= Kosmos-TV =

Russian television operator

Kosmos-TV was a Russian MMDS television operator in the metropolitan area of Moscow. The service operated between 1991 and 2012.

==History==
Kosmos-TV was created in 1991 by Metromedia International, an offspring of the former Metromedia conglomerate in former Communist states, who had previously arranged an agreement to distribute MTV Europe to Lencentel in Saint Petersburg, which was renamed from the former Leningrad at the end of the year.

Broadcasts of Kosmos-TV started in December 1991, at the time of the dissolution of the Soviet Union. It was a joint-venture between Metromedia's subsidiary ITI (International Telcell Inc.) and the Russian State TV and Radio Company «Ostankino» having 50% each. At the time of its launch, there were no pay-TV services in the Russian language, causing Kosmos-TV to concentrate on a niche market of foreigners, including elite Anglophone Russians. Alexander Lapshin was appointed president in 1992–1993 and again in 1995–1997. Lapshin's relationship with the company was far from amicable, due to issues between Metromedia and Ostankino. During Lapshin's absence, in 1994, Kosmos-TV was registered as a joint stock company. Talks had emerged in the summer of 1997 of the sale of Ostankino's assets in the operator, and that Metromedia representants said that Lapshin had renounced from his post on 24 June 1997.

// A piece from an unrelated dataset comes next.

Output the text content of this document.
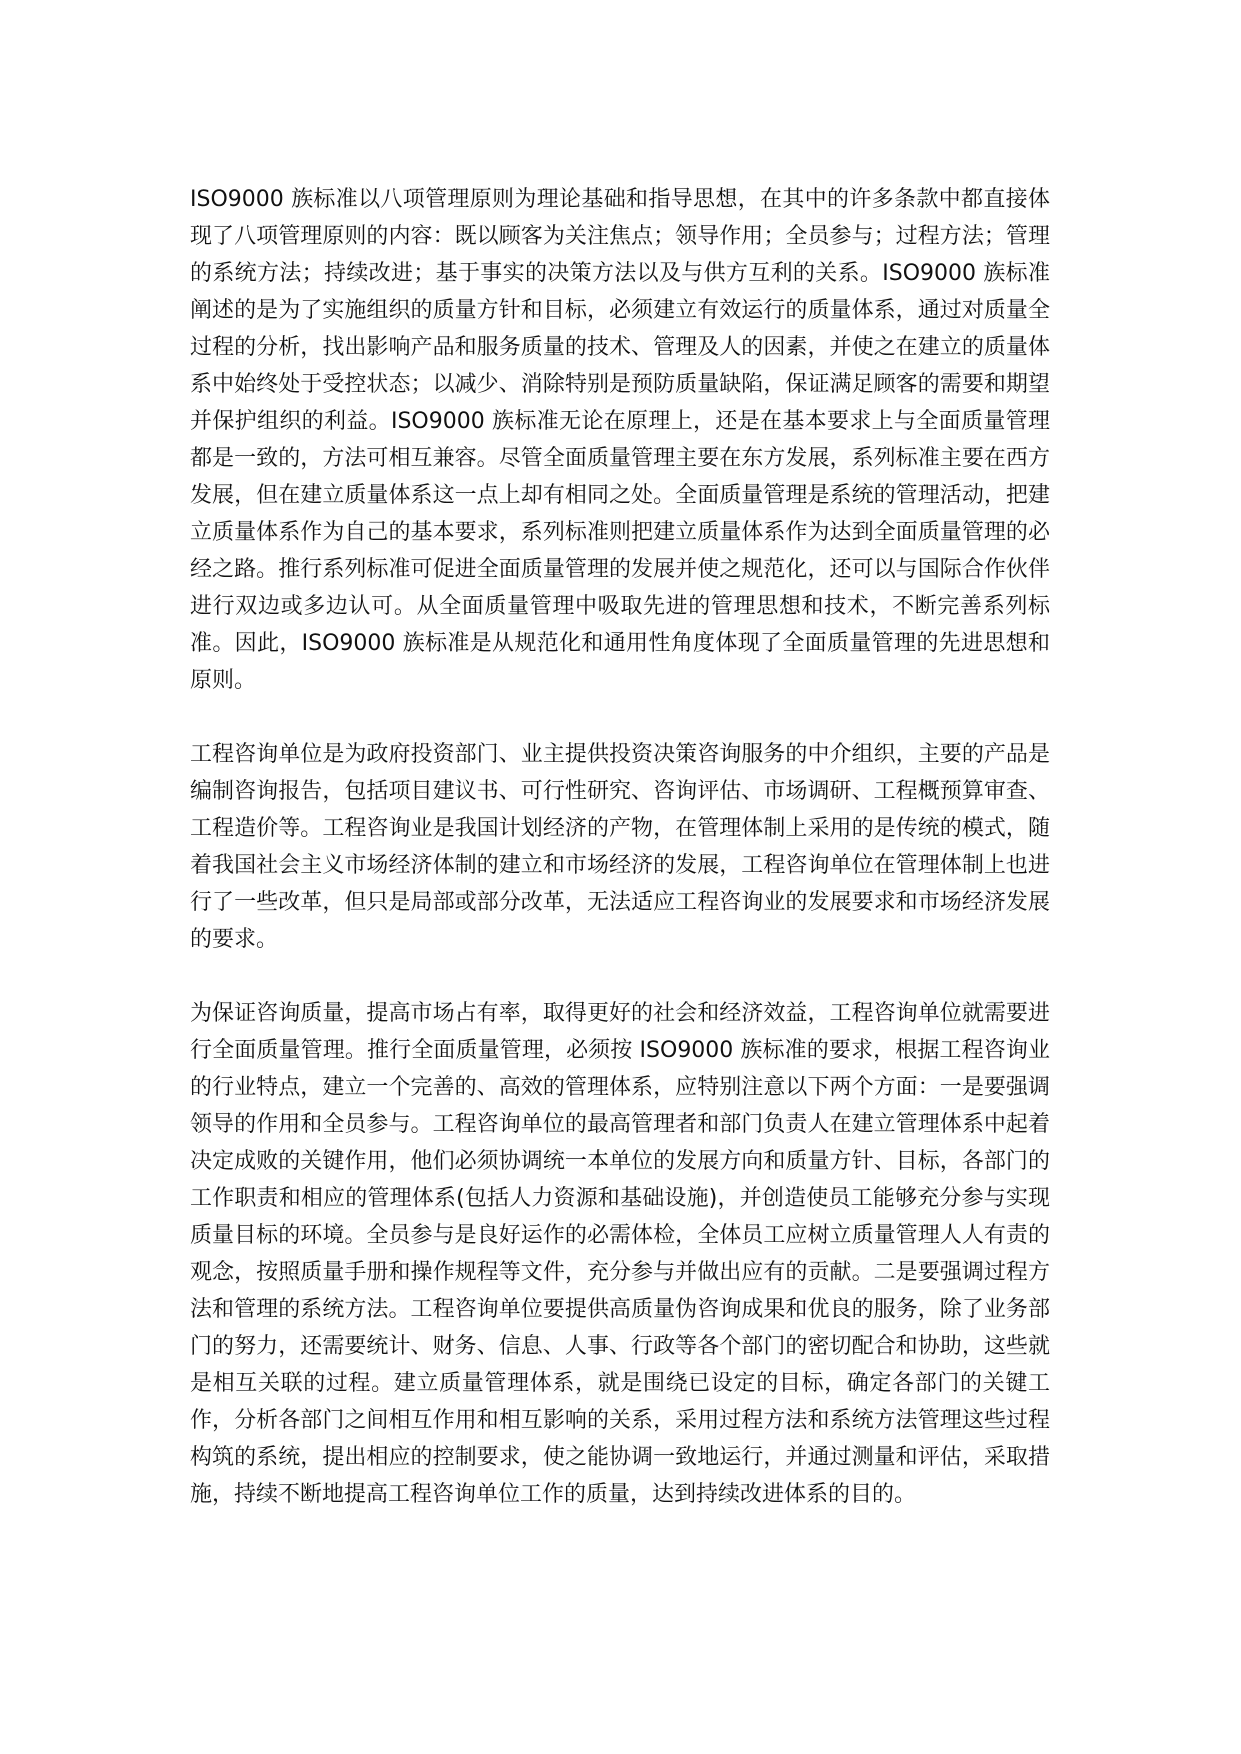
ISO9000 族标准以八项管理原则为理论基础和指导思想，在其中的许多条款中都直接体现了八项管理原则的内容：既以顾客为关注焦点；领导作用；全员参与；过程方法；管理的系统方法；持续改进；基于事实的决策方法以及与供方互利的关系。ISO9000 族标准阐述的是为了实施组织的质量方针和目标，必须建立有效运行的质量体系，通过对质量全过程的分析，找出影响产品和服务质量的技术、管理及人的因素，并使之在建立的质量体系中始终处于受控状态；以减少、消除特别是预防质量缺陷，保证满足顾客的需要和期望并保护组织的利益。ISO9000 族标准无论在原理上，还是在基本要求上与全面质量管理都是一致的，方法可相互兼容。尽管全面质量管理主要在东方发展，系列标准主要在西方发展，但在建立质量体系这一点上却有相同之处。全面质量管理是系统的管理活动，把建立质量体系作为自己的基本要求，系列标准则把建立质量体系作为达到全面质量管理的必经之路。推行系列标准可促进全面质量管理的发展并使之规范化，还可以与国际合作伙伴进行双边或多边认可。从全面质量管理中吸取先进的管理思想和技术，不断完善系列标准。因此，ISO9000 族标准是从规范化和通用性角度体现了全面质量管理的先进思想和原则。

工程咨询单位是为政府投资部门、业主提供投资决策咨询服务的中介组织，主要的产品是编制咨询报告，包括项目建议书、可行性研究、咨询评估、市场调研、工程概预算审查、工程造价等。工程咨询业是我国计划经济的产物，在管理体制上采用的是传统的模式，随着我国社会主义市场经济体制的建立和市场经济的发展，工程咨询单位在管理体制上也进行了一些改革，但只是局部或部分改革，无法适应工程咨询业的发展要求和市场经济发展的要求。

为保证咨询质量，提高市场占有率，取得更好的社会和经济效益，工程咨询单位就需要进行全面质量管理。推行全面质量管理，必须按 ISO9000 族标准的要求，根据工程咨询业的行业特点，建立一个完善的、高效的管理体系，应特别注意以下两个方面：一是要强调领导的作用和全员参与。工程咨询单位的最高管理者和部门负责人在建立管理体系中起着决定成败的关键作用，他们必须协调统一本单位的发展方向和质量方针、目标，各部门的工作职责和相应的管理体系(包括人力资源和基础设施)，并创造使员工能够充分参与实现质量目标的环境。全员参与是良好运作的必需体检，全体员工应树立质量管理人人有责的观念，按照质量手册和操作规程等文件，充分参与并做出应有的贡献。二是要强调过程方法和管理的系统方法。工程咨询单位要提供高质量伪咨询成果和优良的服务，除了业务部门的努力，还需要统计、财务、信息、人事、行政等各个部门的密切配合和协助，这些就是相互关联的过程。建立质量管理体系，就是围绕已设定的目标，确定各部门的关键工作，分析各部门之间相互作用和相互影响的关系，采用过程方法和系统方法管理这些过程构筑的系统，提出相应的控制要求，使之能协调一致地运行，并通过测量和评估，采取措施，持续不断地提高工程咨询单位工作的质量，达到持续改进体系的目的。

The service transmitted its signals from the Ostankino Tower, spanning a range of 60 km. The service had provided 20 channels by 1996, among them BBC World, NBC Europe, MTV (scheduled to start stereo broadcasts in 1997), TNT & Cartoon Network, CMT Europe, Bloomberg TV, Euronews, Discovery Channel, Travel Channel, Eurosport, CNN International, NHK and two in-house movie channels: Noviy Kanal, airing Russian movies as far back as the Soviet age, from studios such as Mosfilm, Lenfilm and Forum, and Sezam, airing more recent movies translated to Russian, by means of a licensing agreement with VHS distributor Varus Video. Plans were being made to reach the 100 channel benchmark by 2000. In the first ten months of 1996 alone, about 8,000 new local subscribers joined, mostly because of BBC Prime.

A mixture of developments partly attributed to the 1998 Russian financial crisis saw Kosmos-TV reformat its activities to a more Russophone audience. A substantial amount of foreign subscribers left the service, owing to their exit from Russia, and new foreign companies began delivering services with Russian translation, such as Nickelodeon and Discovery.

On 17 November 2000, Kosmos-TV announced that it would start providing digital television services, planning to nearly double its number of channels from 31 to 60. The operator started a massive campaign to counter NTV-Plus, which saw a record number of subscriptions when the Ostankino Tower caught fire in September 2000, affecting Kosmos-TV for a 12-day period. The service was planned before the blaze hit the tower, initially scheduled for 1999 but delayed due to poor market conditions. Conversion started on 20 November and by early December it had claimed 1,000 subscribers.

In July 2003, Metromedia sold its 50% share in the service to offshore Adamant Advisory Services, who then sold its assets in Russia to AFK Sistema on 27 October 2003. In 2004, Kosmos-TV announced that it would start its service in regions other than Moscow.

In August 2011, Vladimir Yevtushenkov bought Kosmos-TV in order to later sell the frequencies to LTE operators. The provider sent a letter to its subscribers in August 2012 announcing the shutdown of operations on 1 September and the conversion of the frequencies to the LTE network. At closing time, Kosmos-TV had 35,000 subscribers, much smaller than the average number of pay television subscribers in Moscow at 4.8 million. Its subscribers moved to other providers.